ビリーヤは、全く興味がわかないので違う仕事はないかと直談判にきた。それなら派遣屋に行って興味のありそうな仕事をしてみたらいいと進めてみた。側近候補としてひたすらエリートコースを走ってきたにしては、くだけた性格のビリーヤなら楽しめるだろう。
「ビリーヤさん、くれぐれも力加減を注意してくださいね。光の妖精は、暗い場所で光を供給できるというのが売り文句で仕事を探します。雷を出すのは勿論、素早く飛ぶというのも、長時間飛ぶというのも控えたほうがいいでしょう」とプープルさんがアドバイスしてくれた。
「わかりました。それに、本性を見せろといわれたら、認識阻害で姿を見えなくして、明かりを出す。ですよね。バッチリです!」
楽しそうだなぁ。と思って見ていると、ルドルが、
「ソウ君も明日はお休みにして、付きそいで行ってみますか?ソウ君はセルゲイとシピリー町の派遣屋へ一度行ったのでしょう?」と勧めてくれる。
「うわ!お休みいいの?やったー!ビリーヤ俺が案内してあげるよ!」と、違う町での一度の経験だけで、知ったかぶって言ってしまった。
ちょっと照れ臭いけど、テンション上がっているから許して。
「ソウ、そんなに休みが欲しかったのか?」とセルゲイに驚かれる。
「ううん。ルドル先生と研究所に行くのとっても楽しいよ。でも休みって言われるとテンション上がらない?条件反射だよ」と力説した。嫌なのかって勘違いされるとダメだからね。
「まあ、分からんでもないがな」
「でしょ~!」
「じいさまは、とっとと親父に村長を譲って、『毎日お休み計画』を躊躇なく実行するような人だからな」とモックはセルゲイを揶揄っている。

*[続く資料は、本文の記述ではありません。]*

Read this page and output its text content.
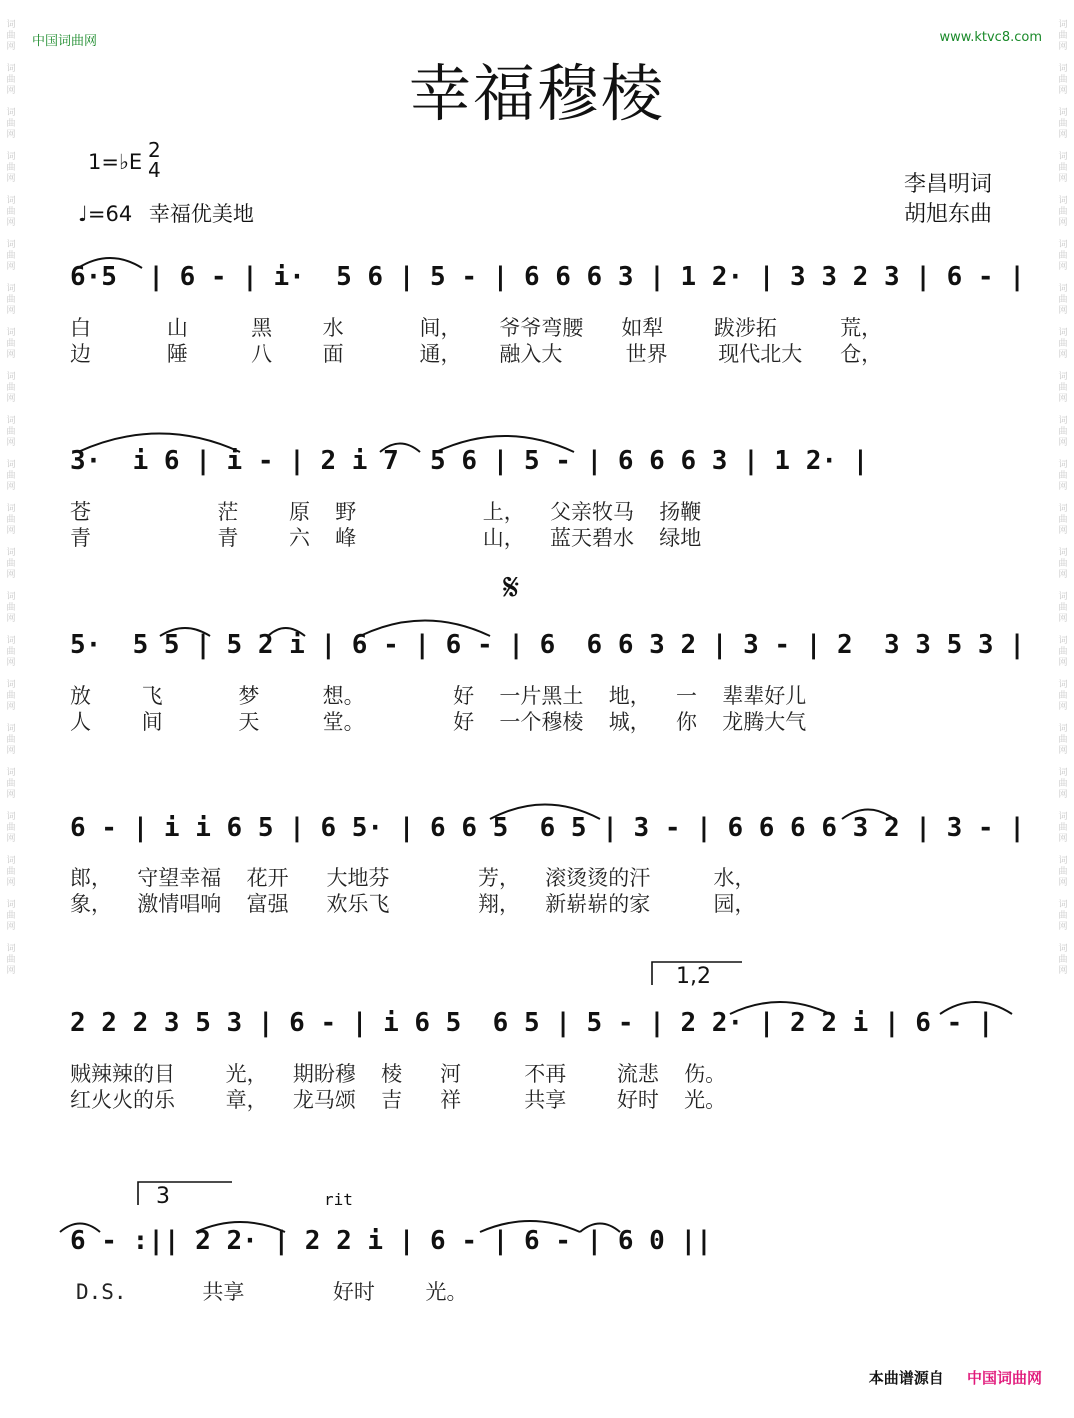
中国词曲网	www.ktvc8.com
词
曲
网

词
曲
网

词
曲
网

词
曲
网

词
曲
网

词
曲
网

词
曲
网

词
曲
网

词
曲
网

词
曲
网

词
曲
网

词
曲
网

词
曲
网

词
曲
网

词
曲
网

词
曲
网

词
曲
网

词
曲
网

词
曲
网

词
曲
网

词
曲
网

词
曲
网

词
曲
网

词
曲
网

词
曲
网

词
曲
网

词
曲
网

词
曲
网

词
曲
网

词
曲
网

词
曲
网

词
曲
网

词
曲
网

词
曲
网

词
曲
网

词
曲
网

词
曲
网

词
曲
网

词
曲
网

词
曲
网

词
曲
网

词
曲
网

词
曲
网

词
曲
网

幸福穆棱
1=♭E 2
4
♩=64 幸福优美地
李昌明词
胡旭东曲
6·5  | 6 - | i·  5 6 | 5 - | 6 6 6 3 | 1 2· | 3 3 2 3 | 6 - |
白      山     黑    水      间，   爷爷弯腰   如犁    跋涉拓     荒，
边      陲     八    面      通，   融入大     世界    现代北大   仓，
3·  i 6 | i - | 2 i 7  5 6 | 5 - | 6 6 6 3 | 1 2· |
苍          茫    原  野          上，  父亲牧马  扬鞭
青          青    六  峰          山，  蓝天碧水  绿地
𝄋
5·  5 5 | 5 2 i | 6 - | 6 - | 6  6 6 3 2 | 3 - | 2  3 3 5 3 |
放    飞      梦     想。       好  一片黑土  地，  一  辈辈好儿
人    间      天     堂。       好  一个穆棱  城，  你  龙腾大气
6 - | i i 6 5 | 6 5· | 6 6 5  6 5 | 3 - | 6 6 6 6 3 2 | 3 - |
郎，  守望幸福  花开   大地芬       芳，  滚烫烫的汗     水，
象，  激情唱响  富强   欢乐飞       翔，  新崭崭的家     园，
1,2
2 2 2 3 5 3 | 6 - | i 6 5  6 5 | 5 - | 2 2· | 2 2 i | 6 - |
贼辣辣的目    光，  期盼穆  棱   河     不再    流悲  伤。
红火火的乐    章，  龙马颂  吉   祥     共享    好时  光。
3	rit
6 - :|| 2 2· | 2 2 i | 6 - | 6 - | 6 0 ||
D.S.      共享       好时    光。
本曲谱源自 中国词曲网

プープルさんと楽しむために早期引退を決め込んだようだ。自由人っぽくっていいな。
ま、俺は、毎日遊び暮らせと推奨されすぎて、今、人族として働いている変人だけどね。
という訳で、やってきました、派遣屋さん。何故か側近全員で来ている。
ビリーヤだけが俺に付き添われてお出掛けなんて、ありえない!という事だそうだ。夕飯はモックに一任された。ティルマイルはその代わりに朝ごはんを気合入れて作ってくれた。
いやもう、お留守番して夕飯作っててくれてもいいんだけどね……。
さあ、山盛りの豪華な朝ごはんをたいらげて出発だ!
「あ、場所が分かんないや」と言うと、ルドルが笑いを堪えながら地図を書いてくれた。
側近のポンコツがうつったに違いない。
ポンコツの黒龍王とはこれいかに。